I am a writer. And writers write. That’s what we do.

I put pen to paper or fingers to keyboard nearly every day of my life. In my profession as a scholarly editor, I write annotations and blog posts. As a historian, I write articles and books. As a grieving mother, I blog my emotions. As a wannabe poet, I assemble words in pretty collections of my feelings and observations. As a diarist, I release my pain and share my joy on the pages of a journal. I share my wit (ha ha) and wisdom (ha ha ha) on Instagram. And true to the old-fashioned soul I am, I pen handwritten letters to my friends.

Along with my flesh and my bones, I am words. Words are me. Writing steers the ship of my life across both smooth and roiling waters.

Currently, I am working on a book project. A biography of Abraham Lincoln told through the biographies of the women in his life. I am telling the stories of his mother, his lovers, his wife, his female friends, and some of the women who were his legal clients and political constituents. I am seeing Lincoln through these women’s eyes, as well as through my own, which are cast in the light and the shadow of being a woman myself. I can write this new biography of Abraham Lincoln. I edited Lincoln’s papers for twenty years, published widely on his life and times, and wrote a biography of Mary Lincoln. I have the Lincoln chops to complete this project, and I have the advance contract to prove it. However, this book project is a challenging one. It is personal. The doubts creep in, and I get scared. The fear of failing a brilliant idea, my unique perspective, and my creative approach to tired old narrative biography beats a cacophonous rhythm inside my chest.

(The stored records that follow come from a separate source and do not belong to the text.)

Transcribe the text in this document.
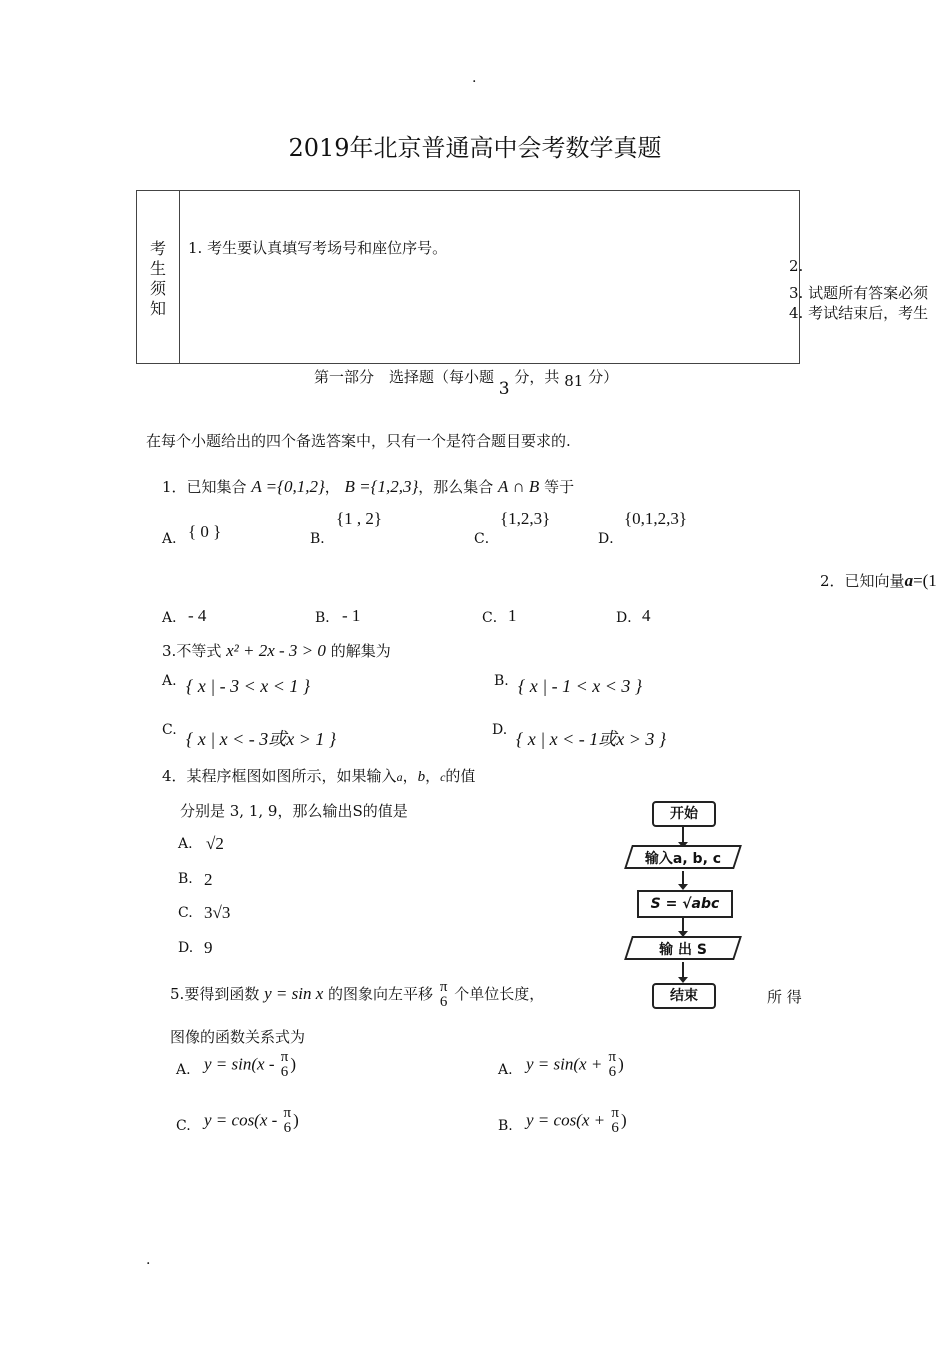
.
2019年北京普通高中会考数学真题
考
生
须
知
1. 考生要认真填写考场号和座位序号。
2.
3. 试题所有答案必须
4. 考试结束后，考生
第一部分　选择题（每小题 3 分，共 81 分）
在每个小题给出的四个备选答案中，只有一个是符合题目要求的.
1．已知集合 A ={0,1,2}， B ={1,2,3}，那么集合 A ∩ B 等于
A． { 0 }	B．
{1 , 2}
C．
{1,2,3}
D．
{0,1,2,3}
2．已知向量a=(1
A． - 4	B． - 1	C． 1	D． 4
3.不等式 x² + 2x - 3 > 0 的解集为
A. { x | - 3 < x < 1 }	B. { x | - 1 < x < 3 }
C. { x | x < - 3或x > 1 }	D. { x | x < - 1或x > 3 }
4．某程序框图如图所示，如果输入a，b，c的值
分别是 3, 1, 9，那么输出S的值是
A. √2
B. 2
C. 3√3
D. 9
开始
输入a, b, c
S = √abc
输 出 S
结束
5.要得到函数 y = sin x 的图象向左平移 π
6 个单位长度，	所 得
图像的函数关系式为
A. y = sin(x - π
6 )	A. y = sin(x + π
6 )
C. y = cos(x - π
6 )	B. y = cos(x + π
6 )
.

I am a writer, yes, I know. Writers write, and that is what I am doing. But writing is hard. It tests your mettle. It is not always catharsis. It can also be a pesky task or a wretched responsibility. At times it is a chore much like washing the dishes. There are some days you get on with it and wash the damn dishes. There are some days you need to let the dishes stack up and go outside to play in the sun.

When the fears and the doubts push aside the confidence and determination it is time for a break. All writers know this is true, even as it is hard to admit it and give yourself permission to do it. I denied my need for a break for a month or so, head down and straining against the reality of it before fessing up and throwing up my hands, prescribing myself a two-week rest. A hiatus. A vacation I never take, but a vacation that was as imperative as air. Stepping away and going away would be deep breathing.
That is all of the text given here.